Era uma casa muito engraçada…

Eis uma pequena história que ilustra como geralmente construímos e geramos nossas vidas.

Era uma casa muito engraçada…

Preciso fazer uma reforma urgente em minha casa! Tudo está muito velho, e as coisas não funcionam como deviam. Ah, essa casa é um caos. Tudo dá errado! Coloco fogo na lareira e o ambiente fica gélido! Tento me livrar da sujeira, ela parece se multiplicar. Nada esvazia, tudo transborda!

Sendo muito desleixada com minha casa, fui deixando, arrematando aqui e lá como podia, sem mudar realmente a estrutura de fundo: a tinta descascada da parede foi coberta por um painel maravilhoso e colorido do Monet, a cozinha está coberta por uma camada de gordura e sujeira, mas eu não deixo que ninguém chegue perto... porém tenho certeza de que eles sentem um cheiro estranho e desconfiam...

O encanamento está furado em alguma parte, mas não sei onde.
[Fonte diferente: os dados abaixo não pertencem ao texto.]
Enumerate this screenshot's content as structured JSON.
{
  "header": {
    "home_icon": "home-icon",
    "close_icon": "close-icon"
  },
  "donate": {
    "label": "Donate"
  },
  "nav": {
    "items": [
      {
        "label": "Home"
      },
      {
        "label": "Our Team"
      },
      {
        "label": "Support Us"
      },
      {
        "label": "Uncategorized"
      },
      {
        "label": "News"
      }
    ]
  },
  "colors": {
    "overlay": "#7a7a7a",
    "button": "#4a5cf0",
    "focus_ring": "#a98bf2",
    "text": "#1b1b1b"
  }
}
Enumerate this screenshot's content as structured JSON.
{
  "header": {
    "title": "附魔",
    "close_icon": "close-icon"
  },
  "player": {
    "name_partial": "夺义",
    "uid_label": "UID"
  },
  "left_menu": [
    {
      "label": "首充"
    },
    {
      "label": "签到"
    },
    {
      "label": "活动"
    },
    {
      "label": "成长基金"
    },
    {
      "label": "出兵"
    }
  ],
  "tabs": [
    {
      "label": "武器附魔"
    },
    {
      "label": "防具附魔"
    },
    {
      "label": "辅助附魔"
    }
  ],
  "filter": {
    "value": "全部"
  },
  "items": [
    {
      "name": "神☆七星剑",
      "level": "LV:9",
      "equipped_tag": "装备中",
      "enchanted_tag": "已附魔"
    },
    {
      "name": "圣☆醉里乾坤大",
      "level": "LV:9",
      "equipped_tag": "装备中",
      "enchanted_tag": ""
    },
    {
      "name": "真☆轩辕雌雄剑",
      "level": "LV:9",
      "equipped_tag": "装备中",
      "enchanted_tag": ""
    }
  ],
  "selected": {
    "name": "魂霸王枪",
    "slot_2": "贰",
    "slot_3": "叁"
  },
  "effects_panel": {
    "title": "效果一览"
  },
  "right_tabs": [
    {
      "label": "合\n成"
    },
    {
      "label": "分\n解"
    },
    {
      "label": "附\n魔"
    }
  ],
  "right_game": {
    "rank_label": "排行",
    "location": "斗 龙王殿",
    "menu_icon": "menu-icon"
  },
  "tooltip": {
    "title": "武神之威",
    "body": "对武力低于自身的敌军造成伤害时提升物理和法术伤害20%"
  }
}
Há sinais de infiltração, mas, ao invés de olhar nesta direção, preferi colocar um armário bem grande naquele canto e esquecer. Realmente precisava de um armário e foi muito prático poder armazenar todos os pedaços de parede que iam caindo e que não tinha como jogar fora. Um grave problema assola a cidade: uma greve de lixeiros pior do que em Nápoles durante o verão de 2008. Culpa deles que minha casa está neste estado! Nada pode sair de minha casa, tudo foi acumulando! Há quartos que estão em realmente péssimas condições! Simplesmente fechei a porta com chave dupla, coloquei placas no caminho impedindo o acesso, inclusive à mim mesma: é mais seguro. Assim não me atropelo nos objetos jogados no chão, que criei e fui deixando pelo caminho. Ai que preguiça de triar o que é ainda válido do que já não tem uso!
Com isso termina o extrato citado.